Ucrania y la UE: las cuestiones urgentes por resolver sobre la supervivencia del país
Esta semana Ucrania recibió la primera entrega de armas pesadas procedentes de Alemania con la llegada de obuses Panzerhaubitze 2000. Foto: Gregor Fischer/AFP/Getty Images

Se espera que los líderes europeos reunidos en Bruselas le otorguen a Ucrania el estatus de candidato a la Unión Europea, sin embargo, esta decisión histórica amenaza con eclipsar cuestiones más urgentes acerca de la supervivencia del país.

Apoyo militar

Desde que comenzó la invasión rusa, Ucrania ha pedido armas para defender su territorio. Los líderes de la Unión Europea solicitarán que se trabaje rápidamente en “un nuevo aumento del apoyo militar para Ucrania”, según indica el borrador del comunicado de la cumbre, que proporciona escasos detalles sobre esta cuestión vital.

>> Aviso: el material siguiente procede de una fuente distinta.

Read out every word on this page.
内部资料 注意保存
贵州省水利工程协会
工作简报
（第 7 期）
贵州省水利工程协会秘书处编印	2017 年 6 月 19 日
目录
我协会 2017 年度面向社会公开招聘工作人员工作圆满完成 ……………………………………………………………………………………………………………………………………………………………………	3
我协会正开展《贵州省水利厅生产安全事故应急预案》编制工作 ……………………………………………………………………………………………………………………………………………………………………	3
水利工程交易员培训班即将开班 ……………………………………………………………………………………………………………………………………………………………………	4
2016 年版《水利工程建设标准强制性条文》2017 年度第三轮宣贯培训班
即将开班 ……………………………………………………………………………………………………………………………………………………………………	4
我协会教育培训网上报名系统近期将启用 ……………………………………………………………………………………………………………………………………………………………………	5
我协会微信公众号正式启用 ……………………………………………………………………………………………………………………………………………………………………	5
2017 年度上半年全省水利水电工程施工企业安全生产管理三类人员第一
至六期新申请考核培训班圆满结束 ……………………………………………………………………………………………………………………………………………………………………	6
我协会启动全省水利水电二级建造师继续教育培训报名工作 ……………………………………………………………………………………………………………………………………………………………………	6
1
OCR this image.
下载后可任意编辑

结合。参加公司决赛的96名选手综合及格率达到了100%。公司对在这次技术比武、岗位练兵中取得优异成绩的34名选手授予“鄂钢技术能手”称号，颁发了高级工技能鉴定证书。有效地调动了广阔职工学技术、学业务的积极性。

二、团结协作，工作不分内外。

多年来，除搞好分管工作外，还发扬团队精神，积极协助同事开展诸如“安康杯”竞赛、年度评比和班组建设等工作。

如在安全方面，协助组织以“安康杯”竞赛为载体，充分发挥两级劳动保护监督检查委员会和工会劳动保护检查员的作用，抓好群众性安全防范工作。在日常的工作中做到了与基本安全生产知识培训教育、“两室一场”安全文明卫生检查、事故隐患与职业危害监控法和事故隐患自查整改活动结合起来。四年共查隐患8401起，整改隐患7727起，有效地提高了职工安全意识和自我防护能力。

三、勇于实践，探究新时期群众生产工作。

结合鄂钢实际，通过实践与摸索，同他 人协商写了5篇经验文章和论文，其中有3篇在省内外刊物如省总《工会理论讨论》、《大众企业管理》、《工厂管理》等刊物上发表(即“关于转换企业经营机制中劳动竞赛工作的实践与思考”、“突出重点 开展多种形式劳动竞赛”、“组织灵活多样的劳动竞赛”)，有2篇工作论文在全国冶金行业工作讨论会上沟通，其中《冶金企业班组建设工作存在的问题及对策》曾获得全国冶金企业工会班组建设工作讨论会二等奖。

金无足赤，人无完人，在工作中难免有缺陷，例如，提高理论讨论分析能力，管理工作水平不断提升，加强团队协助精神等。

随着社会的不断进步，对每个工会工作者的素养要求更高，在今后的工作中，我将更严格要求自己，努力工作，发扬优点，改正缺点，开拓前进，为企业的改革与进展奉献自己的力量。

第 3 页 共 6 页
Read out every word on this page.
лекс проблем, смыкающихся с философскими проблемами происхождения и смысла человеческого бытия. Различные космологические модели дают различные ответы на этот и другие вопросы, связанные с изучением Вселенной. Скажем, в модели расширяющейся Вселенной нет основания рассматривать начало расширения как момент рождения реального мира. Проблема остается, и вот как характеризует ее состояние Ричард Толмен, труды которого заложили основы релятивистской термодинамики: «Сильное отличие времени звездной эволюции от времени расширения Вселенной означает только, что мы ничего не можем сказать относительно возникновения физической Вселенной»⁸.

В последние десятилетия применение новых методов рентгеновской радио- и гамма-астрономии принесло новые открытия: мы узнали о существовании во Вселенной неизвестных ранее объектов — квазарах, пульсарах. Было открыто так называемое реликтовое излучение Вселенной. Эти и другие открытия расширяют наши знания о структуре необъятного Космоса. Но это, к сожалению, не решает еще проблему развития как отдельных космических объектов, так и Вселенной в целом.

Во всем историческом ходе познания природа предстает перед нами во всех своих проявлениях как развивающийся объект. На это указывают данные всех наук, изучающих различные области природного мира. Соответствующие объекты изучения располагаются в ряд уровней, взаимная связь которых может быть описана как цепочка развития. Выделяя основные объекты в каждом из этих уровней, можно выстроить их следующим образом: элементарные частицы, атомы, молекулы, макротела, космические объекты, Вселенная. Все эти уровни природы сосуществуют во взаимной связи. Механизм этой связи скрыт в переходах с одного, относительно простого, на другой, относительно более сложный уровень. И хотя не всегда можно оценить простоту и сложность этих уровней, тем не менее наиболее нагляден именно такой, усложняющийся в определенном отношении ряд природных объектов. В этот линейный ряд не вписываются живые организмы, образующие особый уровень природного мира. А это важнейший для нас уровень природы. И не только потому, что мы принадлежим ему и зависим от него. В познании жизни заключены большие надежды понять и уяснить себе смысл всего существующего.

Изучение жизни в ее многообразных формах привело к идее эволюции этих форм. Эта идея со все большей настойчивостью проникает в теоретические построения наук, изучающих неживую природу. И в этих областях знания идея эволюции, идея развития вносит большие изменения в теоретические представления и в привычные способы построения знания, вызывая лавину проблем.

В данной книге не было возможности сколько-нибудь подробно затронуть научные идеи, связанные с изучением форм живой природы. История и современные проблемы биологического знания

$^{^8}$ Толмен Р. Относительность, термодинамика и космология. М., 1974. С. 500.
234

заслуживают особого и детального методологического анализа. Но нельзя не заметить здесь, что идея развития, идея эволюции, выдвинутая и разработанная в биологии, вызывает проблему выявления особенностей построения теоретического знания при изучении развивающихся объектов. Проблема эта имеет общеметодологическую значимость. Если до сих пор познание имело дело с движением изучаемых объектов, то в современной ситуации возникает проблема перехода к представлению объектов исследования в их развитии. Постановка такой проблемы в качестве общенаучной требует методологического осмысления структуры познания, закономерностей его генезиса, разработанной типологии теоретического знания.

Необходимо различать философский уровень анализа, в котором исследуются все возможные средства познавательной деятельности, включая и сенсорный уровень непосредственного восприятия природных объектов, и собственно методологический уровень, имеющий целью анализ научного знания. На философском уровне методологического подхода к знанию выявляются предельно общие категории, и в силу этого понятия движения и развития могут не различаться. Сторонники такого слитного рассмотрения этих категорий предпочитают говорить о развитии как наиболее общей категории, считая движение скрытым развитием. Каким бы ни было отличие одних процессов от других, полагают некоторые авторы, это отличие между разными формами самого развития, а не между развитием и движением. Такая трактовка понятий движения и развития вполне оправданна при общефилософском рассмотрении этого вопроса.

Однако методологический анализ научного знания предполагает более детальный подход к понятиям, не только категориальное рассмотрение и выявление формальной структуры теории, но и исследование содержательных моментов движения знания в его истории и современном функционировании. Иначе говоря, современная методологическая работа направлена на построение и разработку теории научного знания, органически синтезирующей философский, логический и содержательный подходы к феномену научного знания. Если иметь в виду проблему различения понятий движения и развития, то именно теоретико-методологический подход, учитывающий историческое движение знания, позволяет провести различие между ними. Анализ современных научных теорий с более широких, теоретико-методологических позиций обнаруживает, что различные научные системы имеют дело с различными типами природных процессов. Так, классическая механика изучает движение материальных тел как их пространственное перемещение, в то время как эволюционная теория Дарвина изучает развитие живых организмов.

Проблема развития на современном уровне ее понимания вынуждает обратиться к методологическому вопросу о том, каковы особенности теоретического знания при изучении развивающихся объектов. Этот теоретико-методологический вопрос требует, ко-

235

La Unión Europea ya acordó financiar 2 mil millones de euros en concepto de ayuda militar para Ucrania, en su mayoría para armas, una primicia histórica para el bloque. No obstante, la cuestión más apremiante puede consistir en la rapidez con la que los países europeos hagan efectiva la entrega de las armas prometidas. Tras las quejas de Berlín respecto a la demora de los envíos, a principios de esta semana Ucrania recibió el primer envío de armas pesadas por parte de Alemania, con la llegada de obuses Panzerhaubitze 2000. Alemania y los Países Bajos suministran conjuntamente a Ucrania 12 de estos sistemas de armas, según dijeron fuentes diplomáticas alemanas.

Ayuda financiera

Ucrania también necesita dinero en efectivo, ya que se enfrenta a la ruina financiera. La Comisión Europea está elaborando una propuesta de financiamiento de emergencia de 9 mil millones de euros para Ucrania. Aún no se han decidido los detalles relativos a la combinación de subvenciones y préstamos. El gobierno de Ucrania ha comentado que el programa de ayuda macrofinanciera de 9 mil millones de euros es bueno, aunque no se ajusta a lo que se necesita. Kiev precisa alrededor de 5 mil millones de dólares al mes para mantenerse, señaló un asesor del presidente, Volodímir Zelenski, el mes pasado, al tiempo que instaba al bloque a conceder subvenciones, en lugar de préstamos que aumentarían la deuda del país.

Sanciones

Tras un mes de arduas negociaciones sobre la última serie de sanciones de la Unión Europea contra Rusia, que incluyen un embargo de petróleo equivalente al 90%, el bloque se muestra poco dispuesto a debatir nuevas medidas restrictivas en materia de gas. En cambio, los líderes de la Unión Europea harán hincapié en resolver las lagunas jurídicas de las sanciones existentes. “Se seguirá trabajando en las sanciones, entre otras cosas para reforzar su aplicación y evitar que sean eludidas”, establecen las conclusiones de la cumbre.

Algunos países, como Polonia y los países bálticos, siguen defendiendo la prohibición del gas ruso. No obstante, altos funcionarios de la Unión Europea sugieren que no es necesario imponer sanciones al gas, dado que el bloque ya ha decidido prescindir gradualmente de los combustibles fósiles rusos. El hecho de apoyarse en la última estrategia energética de la Unión Europea, en lugar de proponer nuevas sanciones, evita una dañina disputa interna.

Kaliningrado

Los funcionarios de la Unión Europea se muestran cada vez más preocupados ante lo que consideran una grave situación en Kaliningrado. Rusia amenazó con tomar represalias después de que Lituania comenzara a inspeccionar algunas mercancías que transitan por su territorio en dirección al enclave ruso. Estas inspecciones comenzaron a efectuarse tras la reciente entrada en vigor de la prohibición de la Unión Europea sobre las exportaciones de acero ruso. La Comisión Europea ha señalado que las inspecciones son “específicas, proporcionadas y efectivas”, pero prometió nuevas pautas.

Exportación de cereales

La Unión Europea volverá a acusar a Rusia de “convertir los alimentos en un arma en su guerra contra Ucrania”, mientras exhorta a Moscú a poner fin al bloqueo de los puertos del Mar Negro, especialmente el de Odesa. La Unión Europea confía en que la ONU negocie un acuerdo con Rusia para la apertura de los puertos. Mientras tanto, intenta ayudar a los exportadores a encontrar rutas alternativas por ferrocarril y carreteras para que salgan de Ucrania. Aunque el suministro de cereales a través de las llamadas “rutas solidarias” ha aumentado desde abril, el transporte marítimo sigue siendo la opción más rápida y asequible.